Driver analysis, sometimes referred to as contribution analysis or attribution analysis, helps explain the “why” behind the facts and figures that are called out in the story, specifically the drivers of change.
We’ve released a handful of new insights for discrete and continuous narratives that point out this information, making it easy for the reader to understand exactly what’s going on in the data and why it happened.
You can configure these drivers under the “driver” tab in the settings modal.
With Dimension Drivers, users can choose between three types of analysis (count, individual % and cumulative %), the threshold for how many drivers to call out, and also whether or not to include offsetters.
Here’s an example of how it might look in your story:
Discrete example explaining total profit: The profit of $268,224 was driven by California with $70,601, New York with $67,907 and Washington with $31,341 and offset by Texas with -$21,311, Ohio with -$16,023 and Pennsylvania with -$14,103.
Continuous example explaining change in total sales over the last month: The $7,451 increase in sales over the most recent month was driven by Furniture (+7.34% from $84,229 to $90,411) and Office Supplies (+5.31% from $68,568 to $72,206) and was offset by Technology (-2.92% from $81,216 to $78,848).
You can also show sub drivers in your story (see sub drivers in italics below):
The profit of $123,856 was driven by Technology with $64,286, led by Phones with $19,287, Accessories with $17,743 and Copiers with $15,706; Office Supplies with $51,112, led by Paper with $15,098, Binders with $12,747 and Storage with $8,173; and Furniture with $8,458, led by Chairs with $11,930 and Furnishings with $6,552.
Verbosity is a setting in the Language tab, but adjusting this changes the way the driver content is written. You’ll see more information in parentheses with higher verbosity, and you get a more concise version of the driver analysis with lower verbosity.

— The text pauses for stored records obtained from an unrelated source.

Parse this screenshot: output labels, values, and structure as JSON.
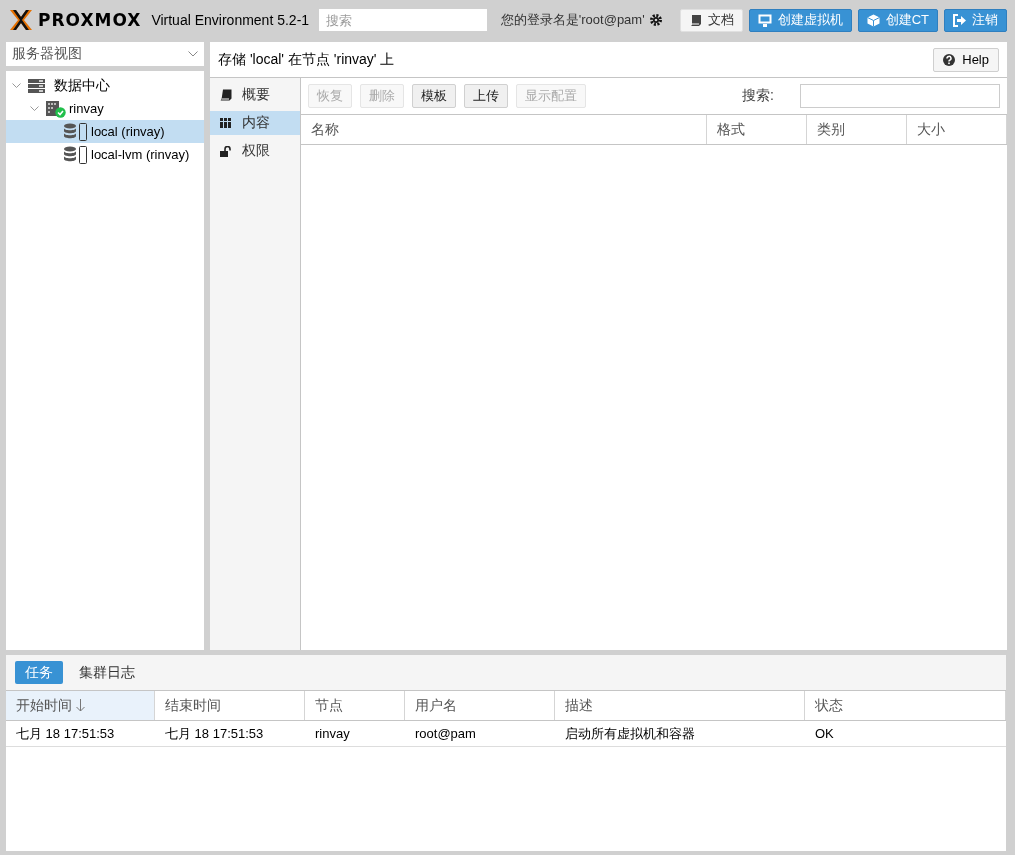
{
  "header": {
    "logo": "PROXMOX",
    "version": "Virtual Environment 5.2-1",
    "search": {
      "placeholder": "搜索"
    },
    "user": "您的登录名是'root@pam'",
    "buttons": [
      {
        "label": "文档",
        "kind": "docs"
      },
      {
        "label": "创建虚拟机",
        "kind": "vm"
      },
      {
        "label": "创建CT",
        "kind": "ct"
      },
      {
        "label": "注销",
        "kind": "logout"
      }
    ]
  },
  "view_selector": {
    "value": "服务器视图"
  },
  "tree": [
    {
      "label": "数据中心",
      "kind": "datacenter",
      "expanded": true,
      "selected": false,
      "children": [
        {
          "label": "rinvay",
          "kind": "node",
          "online": true,
          "expanded": true,
          "selected": false,
          "children": [
            {
              "label": "local (rinvay)",
              "kind": "storage",
              "selected": true
            },
            {
              "label": "local-lvm (rinvay)",
              "kind": "storage",
              "selected": false
            }
          ]
        }
      ]
    }
  ],
  "panel": {
    "title": "存储 'local' 在节点 'rinvay' 上",
    "help": "Help",
    "nav": [
      {
        "label": "概要",
        "kind": "summary",
        "selected": false
      },
      {
        "label": "内容",
        "kind": "content",
        "selected": true
      },
      {
        "label": "权限",
        "kind": "permissions",
        "selected": false
      }
    ],
    "toolbar": {
      "buttons": [
        {
          "label": "恢复",
          "disabled": true
        },
        {
          "label": "删除",
          "disabled": true
        },
        {
          "label": "模板",
          "disabled": false
        },
        {
          "label": "上传",
          "disabled": false
        },
        {
          "label": "显示配置",
          "disabled": true
        }
      ],
      "search_label": "搜索:"
    },
    "columns": [
      "名称",
      "格式",
      "类别",
      "大小"
    ]
  },
  "tasks": {
    "tabs": [
      {
        "label": "任务",
        "selected": true
      },
      {
        "label": "集群日志",
        "selected": false
      }
    ],
    "columns": [
      {
        "label": "开始时间",
        "sorted": true
      },
      {
        "label": "结束时间",
        "sorted": false
      },
      {
        "label": "节点",
        "sorted": false
      },
      {
        "label": "用户名",
        "sorted": false
      },
      {
        "label": "描述",
        "sorted": false
      },
      {
        "label": "状态",
        "sorted": false
      }
    ],
    "rows": [
      [
        "七月 18 17:51:53",
        "七月 18 17:51:53",
        "rinvay",
        "root@pam",
        "启动所有虚拟机和容器",
        "OK"
      ]
    ]
  }
}
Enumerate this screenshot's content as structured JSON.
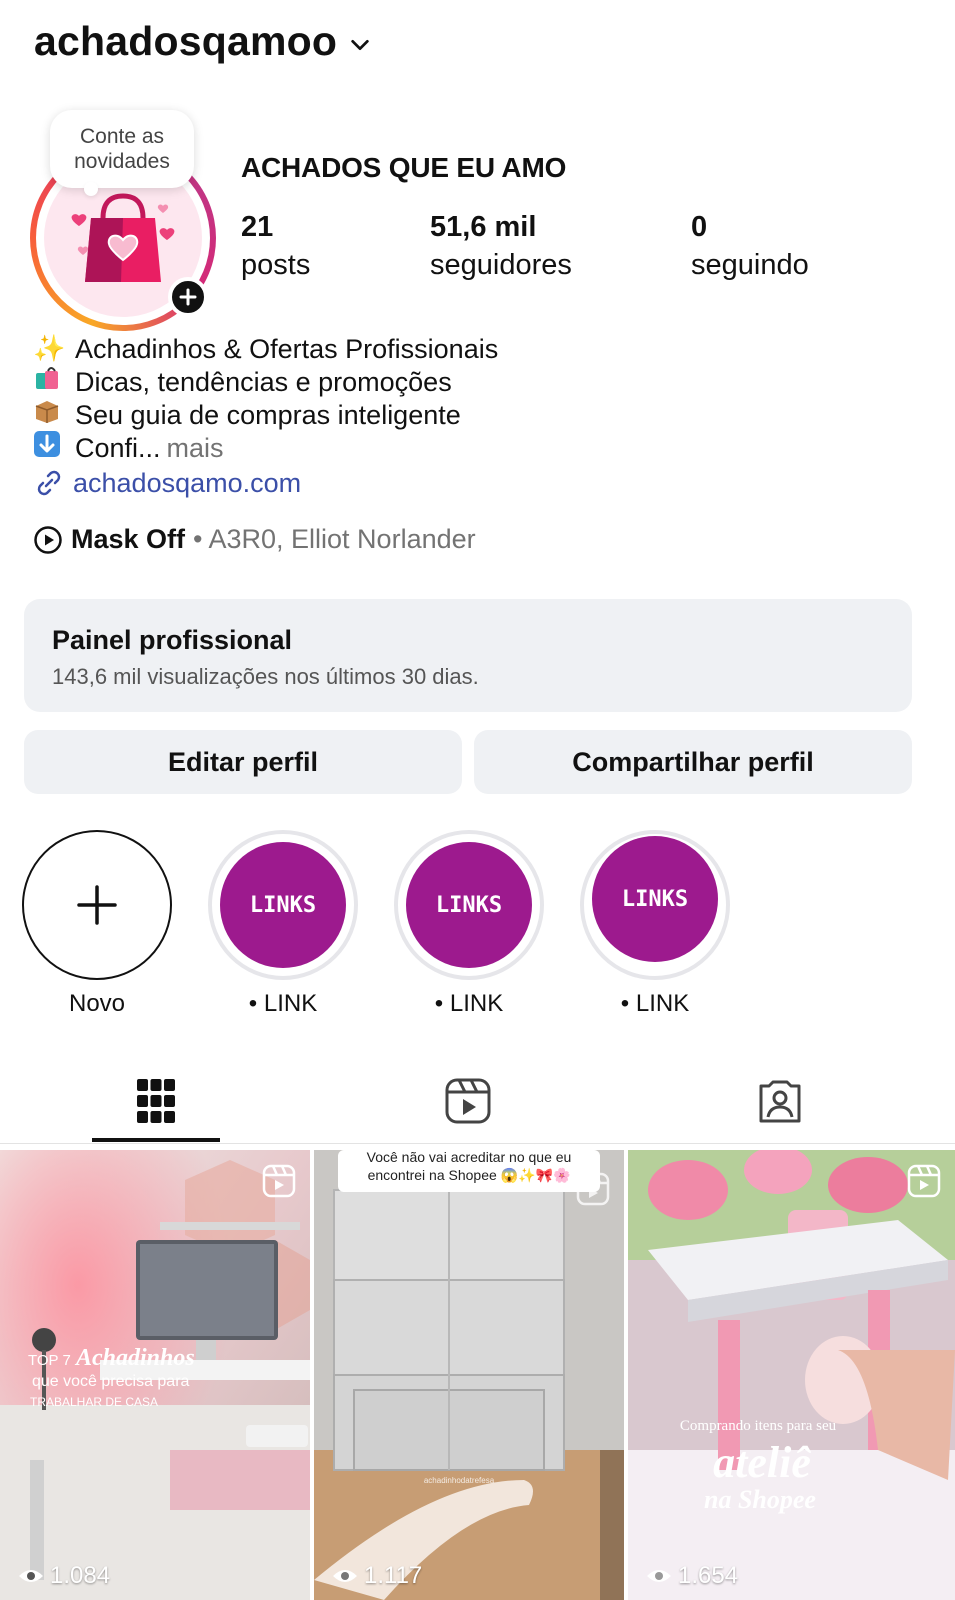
{
  "header": {
    "username": "achadosqamoo"
  },
  "profile": {
    "note": "Conte as novidades",
    "display_name": "ACHADOS QUE EU AMO",
    "stats": [
      {
        "num": "21",
        "label": "posts"
      },
      {
        "num": "51,6 mil",
        "label": "seguidores"
      },
      {
        "num": "0",
        "label": "seguindo"
      }
    ],
    "bio": [
      {
        "emoji": "✨",
        "text": "Achadinhos & Ofertas Profissionais"
      },
      {
        "emoji": "🛍",
        "text": "Dicas, tendências e promoções"
      },
      {
        "emoji": "📦",
        "text": "Seu guia de compras inteligente"
      },
      {
        "emoji": "⬇",
        "text": "Confi...",
        "more": "mais"
      }
    ],
    "link": "achadosqamo.com",
    "music": {
      "song": "Mask Off",
      "artist": "• A3R0, Elliot Norlander"
    }
  },
  "panel": {
    "title": "Painel profissional",
    "subtitle": "143,6 mil visualizações nos últimos 30 dias."
  },
  "buttons": {
    "edit": "Editar perfil",
    "share": "Compartilhar perfil"
  },
  "highlights": [
    {
      "label": "Novo"
    },
    {
      "label": "• LINK",
      "cover_text": "LINKS"
    },
    {
      "label": "• LINK",
      "cover_text": "LINKS"
    },
    {
      "label": "• LINK",
      "cover_text": "LINKS"
    }
  ],
  "posts": [
    {
      "views": "1.084",
      "caption_small": "TOP 7",
      "caption_big": "Achadinhos",
      "caption_line2": "que você precisa para",
      "caption_line3": "TRABALHAR DE CASA"
    },
    {
      "views": "1.117",
      "caption_top1": "Você não vai acreditar no que eu",
      "caption_top2": "encontrei na Shopee 😱✨🎀🌸",
      "watermark": "achadinhodatrefesa"
    },
    {
      "views": "1.654",
      "caption_small": "Comprando itens para seu",
      "caption_big": "ateliê",
      "caption_line2": "na Shopee"
    }
  ],
  "colors": {
    "highlight_purple": "#9d1a8e",
    "panel_bg": "#eff1f4",
    "link": "#3b4fa8"
  }
}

Metric Drivers were created as another method to explain the impact of a component metric on the overall metric. In this example, operating expenses and non operating expenses make up total expenses, so we can see how each contributes to the total.
Heres an example of what it might look like in your story: The $2.1 million in total expenses was driven by operating expenses with $1.8 million and non-operating expenses with $335,188.